Er brauchte ein Weilchen, bevor er begriff in was für eine Situation er sich gebracht hatte, nur weil er es heute Morgen nicht geschafft hatte seine Hose zu schließen. Er stieg aus den Hosenbeinen und lief los. Erst hörte er Schritte hinter sich und Rufe, dann endlich hörte er nur noch seinen rasselnden Atem und sein klopfendes Herz.
Er schaffte es bis zu seinem Haus zu laufen. Und ohne auch nur eine Sekunde zu zögern, knallte er die Tür hinter sich zu.

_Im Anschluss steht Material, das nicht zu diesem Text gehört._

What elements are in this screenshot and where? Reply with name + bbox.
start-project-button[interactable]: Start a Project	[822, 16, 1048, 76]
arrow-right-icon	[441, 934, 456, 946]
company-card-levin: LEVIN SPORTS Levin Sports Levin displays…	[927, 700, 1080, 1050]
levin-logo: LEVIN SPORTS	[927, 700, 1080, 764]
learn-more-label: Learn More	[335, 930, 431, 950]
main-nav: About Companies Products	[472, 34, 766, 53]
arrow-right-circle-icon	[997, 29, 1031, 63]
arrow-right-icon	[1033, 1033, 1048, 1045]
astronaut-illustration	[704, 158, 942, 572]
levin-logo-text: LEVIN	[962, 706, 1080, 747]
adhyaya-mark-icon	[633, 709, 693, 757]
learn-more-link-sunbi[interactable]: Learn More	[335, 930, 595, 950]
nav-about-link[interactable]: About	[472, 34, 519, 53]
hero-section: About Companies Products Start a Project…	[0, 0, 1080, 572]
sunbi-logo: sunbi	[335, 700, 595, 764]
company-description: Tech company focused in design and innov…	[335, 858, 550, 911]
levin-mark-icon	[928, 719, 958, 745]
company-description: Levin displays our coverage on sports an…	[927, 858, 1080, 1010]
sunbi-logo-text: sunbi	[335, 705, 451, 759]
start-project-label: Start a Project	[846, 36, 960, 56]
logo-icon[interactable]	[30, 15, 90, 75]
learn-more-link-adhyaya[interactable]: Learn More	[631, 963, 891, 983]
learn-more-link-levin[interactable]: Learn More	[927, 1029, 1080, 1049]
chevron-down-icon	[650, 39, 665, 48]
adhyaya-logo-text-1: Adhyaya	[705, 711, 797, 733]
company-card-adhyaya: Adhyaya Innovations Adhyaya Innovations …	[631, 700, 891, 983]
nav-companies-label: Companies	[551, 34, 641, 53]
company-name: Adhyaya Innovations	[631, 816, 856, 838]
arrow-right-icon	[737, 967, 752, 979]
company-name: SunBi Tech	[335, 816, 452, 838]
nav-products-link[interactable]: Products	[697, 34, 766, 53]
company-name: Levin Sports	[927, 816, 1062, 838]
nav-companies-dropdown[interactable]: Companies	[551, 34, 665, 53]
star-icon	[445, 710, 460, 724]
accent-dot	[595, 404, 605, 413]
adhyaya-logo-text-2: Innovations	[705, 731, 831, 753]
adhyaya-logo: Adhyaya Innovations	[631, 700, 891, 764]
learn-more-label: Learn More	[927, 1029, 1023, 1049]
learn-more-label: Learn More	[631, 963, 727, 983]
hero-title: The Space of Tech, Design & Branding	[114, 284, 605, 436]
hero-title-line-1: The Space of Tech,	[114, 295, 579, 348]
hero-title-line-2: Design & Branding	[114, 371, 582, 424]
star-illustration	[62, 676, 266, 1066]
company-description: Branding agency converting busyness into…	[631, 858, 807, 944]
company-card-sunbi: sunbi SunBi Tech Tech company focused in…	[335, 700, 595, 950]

Keuchend sank er auf dem Stuhl zusammen, der in der Diele stand.
Noch während er nach Luft rang, spürte er, dass sich etwas verändert hatte. In dem Moment, wo er die Tür zugeschlagen hatte, war etwas in seinem Kopf passiert.
Er stand auf und sah sich um. Die Tür vom Dielenschrank stand noch offen, wie er sie heute Morgen zurück gelassen hatte. Er ging hin und schloss sie. Ein Lächeln huschte über sein Gesicht.
Dann waren plötzlich draußen Stimmen zu hören. Das waren doch nicht etwa seine Verfolger? Er wollte die Haustür einen Spalt öffnen um hinaus zu spähen. Aber da spürte er die lähmende Angst in ihm aufsteigen. Er schaffte es nicht die Tür zu öffnen. Und in der gleichen Sekunde begriff er, wie wunderbar sein Leben gewesen war, als er die Dinge nicht schließen konnte.